Tuesday, June 29, 2010

iPhone 4 - the review

Yes, I got one. On launch day. Fortunately, I have sufficient connections that I was able to avoid a lengthy wait, but it was still a launch day spectacular.

First of all, let me address the biggest question: Yes, there is a potential antenna issue. Here's, as far as I can determine thorough my non-scientific test methodology, the exact circumstances that will reproduce the issue for you:

- You need to be in an area with less than full-power service.
- You should be left-handed.
- Big hands are also a factor.
- The iPhone needs to be held by the bottom edges.
- You should be somewhat sweaty.
- Squeeze the iPhone with a very firm grip.
- Do not use a case or bumper on the phone.

If you do all these things, you will assuredly see a noticeable signal loss. Repeatable, too. However, break any one and your odds go way down of reproducing the issue, and if you use a case, bumper, or even a little bit of Scotch tape at the bottom gap, your odds drop to 0% of causing it. So it is real, there is a potential loss of signal, and it's incredibly easy to mitigate. I always use a case for my phone so it's a non-issue for me.

Now that that's settled, on about the phone. There are a handful of bullet points I'll make. First of all is the speed. Everything's faster on the iPhone 4 - from photo display and scrolling, to webpage rendering, to application launching and switching. Having had iOS 4 running for several weeks on my old iPhone 3Gs before this, I can say that the extra processing horsepower of the A4 plus the extra 256MB of RAM in the iPhone 4 make a significant performance difference. At the same time cellular performance is improved, particularly on network uploads (sending emails is now pretty much instant with the faster uplink) and I also have been able to hold calls through several spots that were formerly dead on the prior iPhones. Big improvement.

The next major feature is the build quality of the device. The iPhone 3 series felt solid in the hand and pretty comfortable to hold. The iPhone 4 feels like a brick - but lighter than the older one at the same time. I mean it's solid. It feels like I could drive nails with it. Remarkable.

As for the screen, it's as good as advertised. Possibly the single biggest improvement in the iPhone overall, and one of the biggest advances so far in any mobile phone I've used. To look at the "Retina Display" and compare it to the iPhone from last year is silly. To compare it to an older phone like a Treo isn't even fair. Type looks like paper. Photos look like film. It's that good.

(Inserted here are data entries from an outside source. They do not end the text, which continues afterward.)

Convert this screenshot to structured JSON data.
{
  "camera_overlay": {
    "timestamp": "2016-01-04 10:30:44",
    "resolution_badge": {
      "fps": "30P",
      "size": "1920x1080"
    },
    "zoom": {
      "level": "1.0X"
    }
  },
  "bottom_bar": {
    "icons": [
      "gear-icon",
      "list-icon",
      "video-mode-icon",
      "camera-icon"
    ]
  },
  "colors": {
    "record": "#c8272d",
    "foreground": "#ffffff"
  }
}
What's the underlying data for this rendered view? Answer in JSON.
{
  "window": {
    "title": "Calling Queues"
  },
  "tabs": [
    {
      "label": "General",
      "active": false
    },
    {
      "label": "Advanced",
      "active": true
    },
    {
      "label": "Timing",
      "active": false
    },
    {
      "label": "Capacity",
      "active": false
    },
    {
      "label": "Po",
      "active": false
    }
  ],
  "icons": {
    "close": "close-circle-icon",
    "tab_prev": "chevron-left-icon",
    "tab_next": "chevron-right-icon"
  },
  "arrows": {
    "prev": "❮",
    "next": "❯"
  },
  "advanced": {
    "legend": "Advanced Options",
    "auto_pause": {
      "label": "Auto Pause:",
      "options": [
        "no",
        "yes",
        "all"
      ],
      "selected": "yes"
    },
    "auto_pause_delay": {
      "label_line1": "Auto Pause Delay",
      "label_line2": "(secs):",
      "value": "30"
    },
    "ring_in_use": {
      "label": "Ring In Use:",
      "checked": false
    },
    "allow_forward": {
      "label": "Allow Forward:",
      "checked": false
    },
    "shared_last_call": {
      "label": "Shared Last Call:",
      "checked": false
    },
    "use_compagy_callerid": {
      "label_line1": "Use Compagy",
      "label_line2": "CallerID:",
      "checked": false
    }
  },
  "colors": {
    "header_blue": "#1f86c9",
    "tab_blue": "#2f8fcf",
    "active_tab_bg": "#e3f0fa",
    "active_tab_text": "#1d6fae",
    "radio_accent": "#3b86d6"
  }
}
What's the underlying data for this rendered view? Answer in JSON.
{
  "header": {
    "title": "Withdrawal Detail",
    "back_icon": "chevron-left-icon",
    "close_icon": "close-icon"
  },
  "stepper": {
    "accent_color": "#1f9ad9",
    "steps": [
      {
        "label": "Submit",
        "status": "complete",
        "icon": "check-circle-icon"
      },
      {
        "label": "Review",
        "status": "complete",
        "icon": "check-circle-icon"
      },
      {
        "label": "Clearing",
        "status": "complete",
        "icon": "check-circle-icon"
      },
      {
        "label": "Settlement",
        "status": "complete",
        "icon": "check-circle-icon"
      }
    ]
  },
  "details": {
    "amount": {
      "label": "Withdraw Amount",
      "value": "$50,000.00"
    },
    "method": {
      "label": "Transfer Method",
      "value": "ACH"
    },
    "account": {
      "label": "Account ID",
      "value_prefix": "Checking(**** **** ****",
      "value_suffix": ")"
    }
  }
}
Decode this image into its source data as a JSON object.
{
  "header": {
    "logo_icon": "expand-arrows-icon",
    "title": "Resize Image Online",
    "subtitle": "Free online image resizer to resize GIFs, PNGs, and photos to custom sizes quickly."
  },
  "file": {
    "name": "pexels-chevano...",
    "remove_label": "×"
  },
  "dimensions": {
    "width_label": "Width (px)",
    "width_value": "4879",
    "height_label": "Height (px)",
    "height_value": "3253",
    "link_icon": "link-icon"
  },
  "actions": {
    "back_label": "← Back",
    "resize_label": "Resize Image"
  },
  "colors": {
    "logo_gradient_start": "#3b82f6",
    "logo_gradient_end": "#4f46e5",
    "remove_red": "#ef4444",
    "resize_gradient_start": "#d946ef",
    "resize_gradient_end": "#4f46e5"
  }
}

The last major addition to the new phone is the camera. I haven't used the much-balyhooed FaceTime yet, but I've taken pictures with the new rear camera. The quality is comparable to a last-generation point&shoot camera - which sounds poor until you remember that digital cameras have been pretty darned good for a number of years now. 5MP, with a fast shutter speed and good dynamic range. I was able to take some photos at a grownups party last weekend during the evening in low light that I might not have gotten with my far smarter Canon G9. Video quality is good - roughly on par with low-end HD cameras like the Flip.

In short, the iPhone 4 on paper isn't a major change for the series, but in practice it improves in a lot of places (performance, build, and screen) and it's almost barely recognizable to people who still have an original iPhone. In 3.5 years since the original announcement they've come a real long ways. Unless you're a really big sweaty-palmed lefty with a hatred of cases the new iPhone 4 is full of Win.